History of consistency models
  Much independent development in architecture, systems, and database communities
    Concurrent processors with private caches accessing a shared memory
    Concurrent clients accessing a distributed file system
    Concurrent transactions on distributed database
  Many different models with different trade-offs
    serializability
    sequential consistency
    linearizability
    entry consistency
    release consistency
    ....
 
Topic: "Strong" Consistency
  Consistency = meaning of operations in the face of concurrency and failure 
  Choice trades off between performance and programmer-friendliness
    Huge factor in many designs
 
Many systems have storage/memory w/ concurrent readers and writers (and can fail)
  Multiprocessors, databases, AFS, lab key-value service
  You often want to improve in ways that risk changing behavior:
    add caching
    split over multiple servers
    replicate for fault tolerance
  How do we know if an optimization is correct?
  We need a way to think about correct (expected) behavior
  Most of these ideas from multiprocessors and databases 20/30 years ago

Linearizability paper focues on abstract data types, we use the same concept but focus on
  key/value storage with simple reads/writes

Naive replicated key-value store
  [diagram]
  C0, M0, C1, M1, LAN
  each machine has a local copy of all key-value content
  read: from local copy 
  write: send update msg to each other host (but don't wait)
  fast: never waits for communication
  Does this memory work well?
   
Example 1:
  initial values are all zeros
  C0:
  	PUT("x",1);
	PUT("y",1);
  C1:
    while ((y = GET("y"))!=1);
	x = GET("x");
	print x, y
  
  Intuitive intent:
    C1 should print x=1, y=1

Problem A:
  [time diagram]
  M0's PUTs of x and y may be interchanged by network
  leaving x unset but y=1
  how to fix? would lab RPC fix?

Naive distributed memory is fast but has unexpected behavior
  maybe it isn't "correct"
  maybe we should never have expected Example 1 to work

How can we write correct distributed programs w/ shared storage?
  Storage (or memory) system promises to behave according to certain rules.
  We write programs assuming those rules.
  Rules are a "consistency model"
  Contract between storage system and programmer

What makes a good consistency model?
  There are no "right" or "wrong" models
  A model may make it harder or easier to program
    i.e. lead to more or less intuitive results
  A model may be harder or easier to implement efficiently
  Also application dependent
    e.g. Web pages vs memory vs. database

What's a strong model like?
  It's easy for users to reason about correctness assuming 
     1) sequential behavior and 2) everything has only one-copy 
  Intuitively, a user should expect anything that can be explained by 
  an **equivalent**  *sequential behavior*

Example 1:
  C0:   WR(x=1) WR_ok(x)   WR(y=1)        WR_ok(y)
  C1:                        RD(y=?)  RD_ok(y=1)  RD(x=?) RD(x=1)

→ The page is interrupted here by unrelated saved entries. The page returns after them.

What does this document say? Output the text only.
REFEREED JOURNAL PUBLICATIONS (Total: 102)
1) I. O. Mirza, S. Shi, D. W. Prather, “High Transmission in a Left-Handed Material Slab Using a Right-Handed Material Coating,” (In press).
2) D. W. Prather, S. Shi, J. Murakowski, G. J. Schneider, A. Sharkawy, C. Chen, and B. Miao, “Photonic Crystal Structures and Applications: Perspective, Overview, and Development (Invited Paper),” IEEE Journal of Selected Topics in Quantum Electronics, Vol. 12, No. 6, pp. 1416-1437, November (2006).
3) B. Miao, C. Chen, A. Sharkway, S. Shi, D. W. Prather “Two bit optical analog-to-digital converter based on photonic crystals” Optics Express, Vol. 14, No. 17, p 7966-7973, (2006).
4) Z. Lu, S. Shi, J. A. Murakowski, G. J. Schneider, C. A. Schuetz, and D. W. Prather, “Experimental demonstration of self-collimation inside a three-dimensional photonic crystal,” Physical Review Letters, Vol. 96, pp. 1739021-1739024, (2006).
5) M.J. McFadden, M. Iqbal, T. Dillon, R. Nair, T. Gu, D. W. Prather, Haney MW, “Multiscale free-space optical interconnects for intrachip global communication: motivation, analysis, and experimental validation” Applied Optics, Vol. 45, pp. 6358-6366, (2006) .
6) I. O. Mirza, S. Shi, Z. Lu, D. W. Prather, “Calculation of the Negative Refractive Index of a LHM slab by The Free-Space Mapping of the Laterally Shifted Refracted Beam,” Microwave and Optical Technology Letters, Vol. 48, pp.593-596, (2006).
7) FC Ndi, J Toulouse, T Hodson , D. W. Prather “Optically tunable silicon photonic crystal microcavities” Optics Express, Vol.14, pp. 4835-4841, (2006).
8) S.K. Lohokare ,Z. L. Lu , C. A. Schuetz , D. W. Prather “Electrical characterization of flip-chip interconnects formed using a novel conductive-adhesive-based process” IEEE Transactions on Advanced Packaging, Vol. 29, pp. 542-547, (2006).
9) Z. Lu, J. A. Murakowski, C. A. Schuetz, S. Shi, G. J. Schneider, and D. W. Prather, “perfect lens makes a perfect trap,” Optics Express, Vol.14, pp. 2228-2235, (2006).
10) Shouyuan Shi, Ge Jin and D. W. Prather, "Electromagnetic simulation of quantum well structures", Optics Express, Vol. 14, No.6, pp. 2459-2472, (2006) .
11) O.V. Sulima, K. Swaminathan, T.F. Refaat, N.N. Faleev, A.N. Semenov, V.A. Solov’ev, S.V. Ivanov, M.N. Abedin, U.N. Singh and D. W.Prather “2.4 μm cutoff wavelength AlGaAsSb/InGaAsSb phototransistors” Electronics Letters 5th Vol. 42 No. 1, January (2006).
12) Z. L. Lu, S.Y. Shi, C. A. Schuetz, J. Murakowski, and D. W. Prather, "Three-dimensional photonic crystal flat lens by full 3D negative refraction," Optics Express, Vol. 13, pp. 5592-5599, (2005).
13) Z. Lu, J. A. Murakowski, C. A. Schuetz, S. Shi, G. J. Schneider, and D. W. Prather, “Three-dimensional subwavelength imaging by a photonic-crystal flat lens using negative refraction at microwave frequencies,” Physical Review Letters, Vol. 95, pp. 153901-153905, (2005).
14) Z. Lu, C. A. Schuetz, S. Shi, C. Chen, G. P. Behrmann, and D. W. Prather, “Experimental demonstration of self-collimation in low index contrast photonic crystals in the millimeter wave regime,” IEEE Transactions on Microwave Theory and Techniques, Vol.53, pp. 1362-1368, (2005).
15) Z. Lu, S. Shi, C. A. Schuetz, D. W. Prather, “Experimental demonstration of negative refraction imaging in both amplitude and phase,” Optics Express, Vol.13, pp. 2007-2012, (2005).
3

  An equivalent sequential history
  C0:   WR(x=1) WR_ok(x)   WR(y=1)    WR_ok(y)
  C1:                                          RD(y=?)  RD_ok(y=1)  RD(x=?) RD(x=1)

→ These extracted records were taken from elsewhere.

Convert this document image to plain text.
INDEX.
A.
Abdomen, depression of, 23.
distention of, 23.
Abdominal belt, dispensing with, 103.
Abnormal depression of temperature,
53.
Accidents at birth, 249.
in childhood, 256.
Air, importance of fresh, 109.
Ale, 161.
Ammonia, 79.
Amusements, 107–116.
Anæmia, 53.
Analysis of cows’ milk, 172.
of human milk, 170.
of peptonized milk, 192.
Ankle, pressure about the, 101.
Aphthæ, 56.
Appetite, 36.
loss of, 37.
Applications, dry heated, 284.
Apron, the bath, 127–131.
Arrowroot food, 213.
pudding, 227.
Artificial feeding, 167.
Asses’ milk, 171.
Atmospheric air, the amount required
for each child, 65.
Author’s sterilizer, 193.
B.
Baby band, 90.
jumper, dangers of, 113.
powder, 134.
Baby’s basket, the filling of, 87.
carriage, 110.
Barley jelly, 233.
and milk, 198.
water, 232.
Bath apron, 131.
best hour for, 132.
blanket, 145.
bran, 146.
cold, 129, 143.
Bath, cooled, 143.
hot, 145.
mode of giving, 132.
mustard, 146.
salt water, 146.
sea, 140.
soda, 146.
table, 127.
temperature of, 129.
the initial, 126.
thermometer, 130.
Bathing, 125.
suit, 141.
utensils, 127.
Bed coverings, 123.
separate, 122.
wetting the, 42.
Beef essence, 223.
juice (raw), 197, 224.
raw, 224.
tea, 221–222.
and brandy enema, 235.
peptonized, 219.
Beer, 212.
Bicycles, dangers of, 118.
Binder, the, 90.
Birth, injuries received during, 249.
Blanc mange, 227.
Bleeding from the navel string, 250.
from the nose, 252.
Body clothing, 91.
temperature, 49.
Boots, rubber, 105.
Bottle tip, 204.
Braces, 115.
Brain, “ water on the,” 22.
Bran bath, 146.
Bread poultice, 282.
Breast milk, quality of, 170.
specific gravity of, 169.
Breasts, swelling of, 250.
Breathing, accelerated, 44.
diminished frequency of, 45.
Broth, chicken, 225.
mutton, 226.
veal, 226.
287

  C0:   WR(x=1)      WR_ok(x)       WR(y=1)        WR_ok(y)
  C1:          RD(y=?)  RD_ok(y=1)      RD(x=?) RD(x=0)

  An "equivalent" sequential history
  C0:                    WR(x=1) WR_ok(x) WR(y=1)  WR_ok(y)
  C1:   RD(x=?)RD_ok(x=0)                                   RD(y=?) RD(y=1)


How to define equivalence?
  Equivalence ==> certain orders in the original history must be maintained by the constructed, hypothetical sequential history

Many possibilities, equivalent sequential history can preserve:
   1 global issuing order
   2 global completion order
   3 per-process issuing/completion order (sequential consistency)
   4 global "completion-to-issuing" order (linearizability)

   1,2 > 4 > 3

1,2 are impractical to realize in a distributed setting! 
  Example: difficulty of 1
  M0: PUT(x)              PUT_ok(x)
  M1:  PUT(y)    PUT_ok(y)
  Put(x) must be ordered before PUT(y), but how does machine M1 even aware of
  another machine M0's PUT request and to pause till M0 is finished?
  (the paper's "blocking/non-blocking" refers to this kind of impracticality)
  
3 is practical example implementation: each (non-replicated) server
(responsible for an object) processes the request in FIFO order.

4 is also practical, 
  same example implementation.

The subtle difference between 3 & 4.
  C0:   P(x=1)   P_ok(x)       P(y=1)        P_ok(y)
  C1:                         G(x=?)  G_ok(x=0)      G(y=?) G_ok(y=0)
Legal under 3, but not 4.

Why choosing the stronger 4 over 3?
  * If an application does not have any "external communication" (communication only happens through reads/writes of shared objects), 3 is sufficient.
  * Otherwise, one might see "unexpected behavior".
  In the above history, after C0 has gotten P_ok(x), user C0 calls C1 over the phone (external communication) and tells him to go check the value of x, C1 performs his GET as shown in the history and sees the value of x=0. This is "unexpected behavior" for the application...
  * Hence, sometimes, linearizability is also referred to as "external consistency"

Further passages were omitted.